Yo vivía ahí al lado, en una residencia para investigadores y artistas. Se ve al fondo de la foto, detrás de estos portadores de maleta y de otros muchos que esperan, haciendo cola, la colación de la tarde. En la foto se ve también a Ainara, mi hija. Es la chiquita con chaqueta celeste, de las pocas personas que no va pegada a una maleta. La suya, como la mía, estaban en su armario, y su casa, como la mía, en Bilbao, bien guardada y abrigada. El mes que pasé en París buscando situaciones ViDes me desconcerté mucho con una de las categorías que buscaba, «vidas en tránsito», viendo los significados variables de «maleta», una de sus materialidades. La de Messi, la de los usuarios del tren, la de turistas o viajeros, la de estos a los que ni sé cómo llamar. Sans abri, sans domicile fixe. No sé. Maleta-cobijo, maleta-refugio. París siempre tuvo maletas: es una ciudad de muchos movimientos, cortos como los del flâneur, medios como los del bohemio, largos como los del viajero, sea turista o antropólogo.
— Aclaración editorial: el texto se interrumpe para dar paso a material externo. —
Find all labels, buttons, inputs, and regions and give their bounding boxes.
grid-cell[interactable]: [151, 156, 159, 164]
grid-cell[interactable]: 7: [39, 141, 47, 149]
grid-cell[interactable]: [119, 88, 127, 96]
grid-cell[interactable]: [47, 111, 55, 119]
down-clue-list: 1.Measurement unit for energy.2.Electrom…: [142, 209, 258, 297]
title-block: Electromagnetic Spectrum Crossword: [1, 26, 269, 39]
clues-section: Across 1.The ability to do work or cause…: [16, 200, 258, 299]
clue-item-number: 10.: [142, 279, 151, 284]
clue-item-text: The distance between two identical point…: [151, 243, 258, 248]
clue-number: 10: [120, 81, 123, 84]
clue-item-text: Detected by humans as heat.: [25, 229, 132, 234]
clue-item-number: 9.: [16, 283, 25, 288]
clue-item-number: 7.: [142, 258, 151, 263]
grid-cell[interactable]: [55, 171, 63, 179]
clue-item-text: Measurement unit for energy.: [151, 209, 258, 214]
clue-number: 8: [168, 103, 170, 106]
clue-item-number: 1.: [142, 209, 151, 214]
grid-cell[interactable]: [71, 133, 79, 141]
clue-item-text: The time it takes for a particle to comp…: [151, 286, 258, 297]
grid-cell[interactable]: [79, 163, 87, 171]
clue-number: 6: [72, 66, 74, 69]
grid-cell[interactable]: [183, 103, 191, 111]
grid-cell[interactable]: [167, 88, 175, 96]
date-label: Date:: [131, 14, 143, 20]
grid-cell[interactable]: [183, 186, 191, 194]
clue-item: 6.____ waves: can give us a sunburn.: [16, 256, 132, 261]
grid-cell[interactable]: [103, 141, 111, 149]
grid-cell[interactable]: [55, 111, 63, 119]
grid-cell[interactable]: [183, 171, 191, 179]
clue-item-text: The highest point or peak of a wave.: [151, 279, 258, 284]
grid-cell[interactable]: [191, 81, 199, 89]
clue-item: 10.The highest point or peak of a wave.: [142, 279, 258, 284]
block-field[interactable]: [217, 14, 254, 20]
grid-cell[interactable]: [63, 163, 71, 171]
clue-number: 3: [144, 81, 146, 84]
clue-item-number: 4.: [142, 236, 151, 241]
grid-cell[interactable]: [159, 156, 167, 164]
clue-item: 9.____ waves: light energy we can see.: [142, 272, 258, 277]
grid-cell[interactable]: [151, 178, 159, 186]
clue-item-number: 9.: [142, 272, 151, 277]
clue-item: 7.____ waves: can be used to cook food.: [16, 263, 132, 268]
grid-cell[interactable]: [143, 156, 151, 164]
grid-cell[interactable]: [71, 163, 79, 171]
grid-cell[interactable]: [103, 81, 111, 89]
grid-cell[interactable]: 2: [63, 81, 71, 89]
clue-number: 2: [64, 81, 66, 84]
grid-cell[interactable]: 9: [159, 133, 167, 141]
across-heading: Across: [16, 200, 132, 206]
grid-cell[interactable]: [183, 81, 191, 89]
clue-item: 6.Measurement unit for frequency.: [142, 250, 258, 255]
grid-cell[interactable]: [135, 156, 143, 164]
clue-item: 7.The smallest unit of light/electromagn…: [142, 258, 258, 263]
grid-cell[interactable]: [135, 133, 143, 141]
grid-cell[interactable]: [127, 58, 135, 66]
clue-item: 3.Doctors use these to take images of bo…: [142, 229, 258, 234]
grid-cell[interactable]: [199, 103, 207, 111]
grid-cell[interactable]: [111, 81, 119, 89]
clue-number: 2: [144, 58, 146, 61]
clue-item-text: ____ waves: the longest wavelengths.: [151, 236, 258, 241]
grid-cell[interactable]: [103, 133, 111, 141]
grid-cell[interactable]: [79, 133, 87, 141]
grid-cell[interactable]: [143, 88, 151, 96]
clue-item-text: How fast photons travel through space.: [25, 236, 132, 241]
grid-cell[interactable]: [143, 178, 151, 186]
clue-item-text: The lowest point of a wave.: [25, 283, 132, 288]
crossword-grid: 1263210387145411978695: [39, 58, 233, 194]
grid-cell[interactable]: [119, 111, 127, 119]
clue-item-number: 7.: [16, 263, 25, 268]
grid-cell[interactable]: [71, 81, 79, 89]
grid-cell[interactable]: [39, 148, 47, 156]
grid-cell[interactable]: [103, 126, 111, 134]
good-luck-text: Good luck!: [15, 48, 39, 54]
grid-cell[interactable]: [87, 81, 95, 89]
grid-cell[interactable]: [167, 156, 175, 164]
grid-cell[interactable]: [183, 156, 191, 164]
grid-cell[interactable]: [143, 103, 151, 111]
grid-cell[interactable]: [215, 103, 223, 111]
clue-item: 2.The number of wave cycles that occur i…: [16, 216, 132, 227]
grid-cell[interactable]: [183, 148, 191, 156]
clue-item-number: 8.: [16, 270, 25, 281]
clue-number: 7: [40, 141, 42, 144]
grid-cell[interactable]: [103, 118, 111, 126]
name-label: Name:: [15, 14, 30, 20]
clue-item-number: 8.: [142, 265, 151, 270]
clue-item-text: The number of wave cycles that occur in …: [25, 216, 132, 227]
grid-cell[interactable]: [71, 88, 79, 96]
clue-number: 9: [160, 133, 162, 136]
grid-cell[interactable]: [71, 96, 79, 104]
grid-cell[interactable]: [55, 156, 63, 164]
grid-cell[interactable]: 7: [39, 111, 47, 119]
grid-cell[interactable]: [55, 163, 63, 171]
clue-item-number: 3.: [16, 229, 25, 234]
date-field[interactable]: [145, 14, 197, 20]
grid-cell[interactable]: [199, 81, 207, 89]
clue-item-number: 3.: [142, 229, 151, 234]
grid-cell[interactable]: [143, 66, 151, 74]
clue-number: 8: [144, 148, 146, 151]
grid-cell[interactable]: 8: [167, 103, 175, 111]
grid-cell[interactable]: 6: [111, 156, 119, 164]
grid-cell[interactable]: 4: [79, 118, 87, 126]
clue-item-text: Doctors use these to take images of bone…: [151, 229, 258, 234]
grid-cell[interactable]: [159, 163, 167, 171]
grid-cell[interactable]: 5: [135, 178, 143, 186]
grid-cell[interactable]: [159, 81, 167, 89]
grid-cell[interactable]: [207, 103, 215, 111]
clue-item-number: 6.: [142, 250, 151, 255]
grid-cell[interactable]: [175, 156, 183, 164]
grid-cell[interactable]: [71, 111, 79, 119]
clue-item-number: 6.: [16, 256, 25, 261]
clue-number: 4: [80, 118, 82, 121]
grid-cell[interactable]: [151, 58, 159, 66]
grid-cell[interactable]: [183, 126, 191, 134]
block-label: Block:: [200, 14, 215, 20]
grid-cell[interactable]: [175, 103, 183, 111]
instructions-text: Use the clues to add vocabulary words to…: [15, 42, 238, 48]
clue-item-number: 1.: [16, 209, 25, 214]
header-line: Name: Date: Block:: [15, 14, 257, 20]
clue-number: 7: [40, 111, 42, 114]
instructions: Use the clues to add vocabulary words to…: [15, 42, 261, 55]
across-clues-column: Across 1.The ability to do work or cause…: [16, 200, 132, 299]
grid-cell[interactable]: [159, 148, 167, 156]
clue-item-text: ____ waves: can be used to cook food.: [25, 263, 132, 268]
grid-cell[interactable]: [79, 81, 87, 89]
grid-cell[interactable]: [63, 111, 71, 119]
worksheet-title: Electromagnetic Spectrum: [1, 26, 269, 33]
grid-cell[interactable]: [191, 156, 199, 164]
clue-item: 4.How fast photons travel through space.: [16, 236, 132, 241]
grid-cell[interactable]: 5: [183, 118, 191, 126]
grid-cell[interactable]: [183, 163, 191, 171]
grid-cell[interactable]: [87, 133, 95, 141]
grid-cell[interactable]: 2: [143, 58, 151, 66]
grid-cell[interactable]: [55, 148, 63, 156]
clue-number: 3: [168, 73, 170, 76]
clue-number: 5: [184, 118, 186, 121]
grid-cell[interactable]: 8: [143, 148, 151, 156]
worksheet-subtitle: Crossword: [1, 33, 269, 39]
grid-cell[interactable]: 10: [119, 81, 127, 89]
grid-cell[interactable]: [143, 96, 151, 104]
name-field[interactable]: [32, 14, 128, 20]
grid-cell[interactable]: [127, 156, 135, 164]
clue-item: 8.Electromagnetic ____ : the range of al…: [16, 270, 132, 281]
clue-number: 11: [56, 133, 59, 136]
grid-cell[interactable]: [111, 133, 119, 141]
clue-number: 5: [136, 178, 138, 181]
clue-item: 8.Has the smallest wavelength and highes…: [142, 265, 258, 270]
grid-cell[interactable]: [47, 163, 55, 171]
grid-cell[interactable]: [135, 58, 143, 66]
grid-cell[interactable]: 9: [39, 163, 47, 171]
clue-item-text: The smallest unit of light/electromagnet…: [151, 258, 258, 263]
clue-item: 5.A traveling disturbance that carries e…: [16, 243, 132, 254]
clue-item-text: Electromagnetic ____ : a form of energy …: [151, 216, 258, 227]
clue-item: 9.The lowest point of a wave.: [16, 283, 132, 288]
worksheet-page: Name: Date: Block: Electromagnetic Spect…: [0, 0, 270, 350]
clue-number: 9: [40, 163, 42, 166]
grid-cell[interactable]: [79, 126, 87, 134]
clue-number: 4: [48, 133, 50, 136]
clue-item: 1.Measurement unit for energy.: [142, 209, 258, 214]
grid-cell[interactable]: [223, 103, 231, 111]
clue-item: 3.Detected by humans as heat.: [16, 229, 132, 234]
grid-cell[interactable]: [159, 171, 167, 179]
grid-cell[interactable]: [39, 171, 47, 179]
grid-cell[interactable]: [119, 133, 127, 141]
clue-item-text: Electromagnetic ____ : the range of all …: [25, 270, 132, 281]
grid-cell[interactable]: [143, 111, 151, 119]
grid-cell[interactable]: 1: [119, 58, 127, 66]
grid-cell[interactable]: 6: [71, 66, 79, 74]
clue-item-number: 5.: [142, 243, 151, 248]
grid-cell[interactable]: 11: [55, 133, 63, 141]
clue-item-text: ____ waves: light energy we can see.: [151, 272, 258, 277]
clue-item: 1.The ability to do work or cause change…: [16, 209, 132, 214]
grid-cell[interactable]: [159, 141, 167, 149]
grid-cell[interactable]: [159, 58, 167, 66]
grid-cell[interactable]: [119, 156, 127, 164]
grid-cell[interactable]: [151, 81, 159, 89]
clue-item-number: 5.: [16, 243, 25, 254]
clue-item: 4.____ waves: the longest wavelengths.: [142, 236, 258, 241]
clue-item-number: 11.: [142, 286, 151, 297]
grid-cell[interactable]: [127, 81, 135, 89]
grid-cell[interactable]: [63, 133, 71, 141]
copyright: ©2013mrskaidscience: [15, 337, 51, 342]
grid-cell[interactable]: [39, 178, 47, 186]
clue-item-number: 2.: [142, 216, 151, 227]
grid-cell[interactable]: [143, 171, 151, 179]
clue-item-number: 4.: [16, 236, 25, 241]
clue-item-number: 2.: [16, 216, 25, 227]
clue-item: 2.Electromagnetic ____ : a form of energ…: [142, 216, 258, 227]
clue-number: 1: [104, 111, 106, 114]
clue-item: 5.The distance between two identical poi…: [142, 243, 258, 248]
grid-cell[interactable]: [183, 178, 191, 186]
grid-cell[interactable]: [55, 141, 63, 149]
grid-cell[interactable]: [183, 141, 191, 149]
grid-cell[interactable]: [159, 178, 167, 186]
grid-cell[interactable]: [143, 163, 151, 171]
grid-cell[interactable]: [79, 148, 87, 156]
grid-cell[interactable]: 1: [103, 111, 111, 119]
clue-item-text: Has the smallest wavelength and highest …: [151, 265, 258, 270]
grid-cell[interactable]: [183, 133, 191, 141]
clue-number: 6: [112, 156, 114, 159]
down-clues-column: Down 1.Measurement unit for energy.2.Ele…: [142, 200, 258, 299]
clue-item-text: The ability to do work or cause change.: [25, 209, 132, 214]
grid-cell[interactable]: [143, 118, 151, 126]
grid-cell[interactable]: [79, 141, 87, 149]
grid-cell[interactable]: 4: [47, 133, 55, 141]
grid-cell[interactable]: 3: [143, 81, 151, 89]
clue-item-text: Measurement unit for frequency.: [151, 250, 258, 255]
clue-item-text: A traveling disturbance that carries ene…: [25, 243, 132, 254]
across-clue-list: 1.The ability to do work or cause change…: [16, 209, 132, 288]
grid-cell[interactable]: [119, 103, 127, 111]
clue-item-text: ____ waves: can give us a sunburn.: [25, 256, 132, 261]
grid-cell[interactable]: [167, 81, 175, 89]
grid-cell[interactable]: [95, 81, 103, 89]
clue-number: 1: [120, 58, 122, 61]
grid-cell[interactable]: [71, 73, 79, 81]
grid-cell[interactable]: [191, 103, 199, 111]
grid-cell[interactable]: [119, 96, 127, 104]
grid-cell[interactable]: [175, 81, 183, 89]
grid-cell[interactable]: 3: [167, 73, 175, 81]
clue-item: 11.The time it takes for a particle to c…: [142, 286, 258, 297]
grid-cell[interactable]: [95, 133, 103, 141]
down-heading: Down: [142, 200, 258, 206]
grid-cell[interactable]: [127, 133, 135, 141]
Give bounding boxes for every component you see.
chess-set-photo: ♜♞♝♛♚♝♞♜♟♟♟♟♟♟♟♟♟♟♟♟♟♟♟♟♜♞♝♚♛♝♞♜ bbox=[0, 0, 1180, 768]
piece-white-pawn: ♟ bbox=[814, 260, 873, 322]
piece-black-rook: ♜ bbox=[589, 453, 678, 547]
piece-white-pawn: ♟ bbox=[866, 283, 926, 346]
París debe tener también una enorme cantidad de monografías sobre su maletización, pues si algo tiene París, además de maletas, son monografías. Es su ventaja —que mucho está dicho y hay que seguir pensando para decir más— y su problema —que te hace creer que todo lo que ves ha sido visto y analizado antes y que ya queda poco o nada por decir—. Pero me da que no, que aunque esta proliferación de maletas y maletitas suene a canción conocida, para su versión «mundo de mierda» queda todavía mucho por decir, mucho que no aparece en la biblioteca heredada.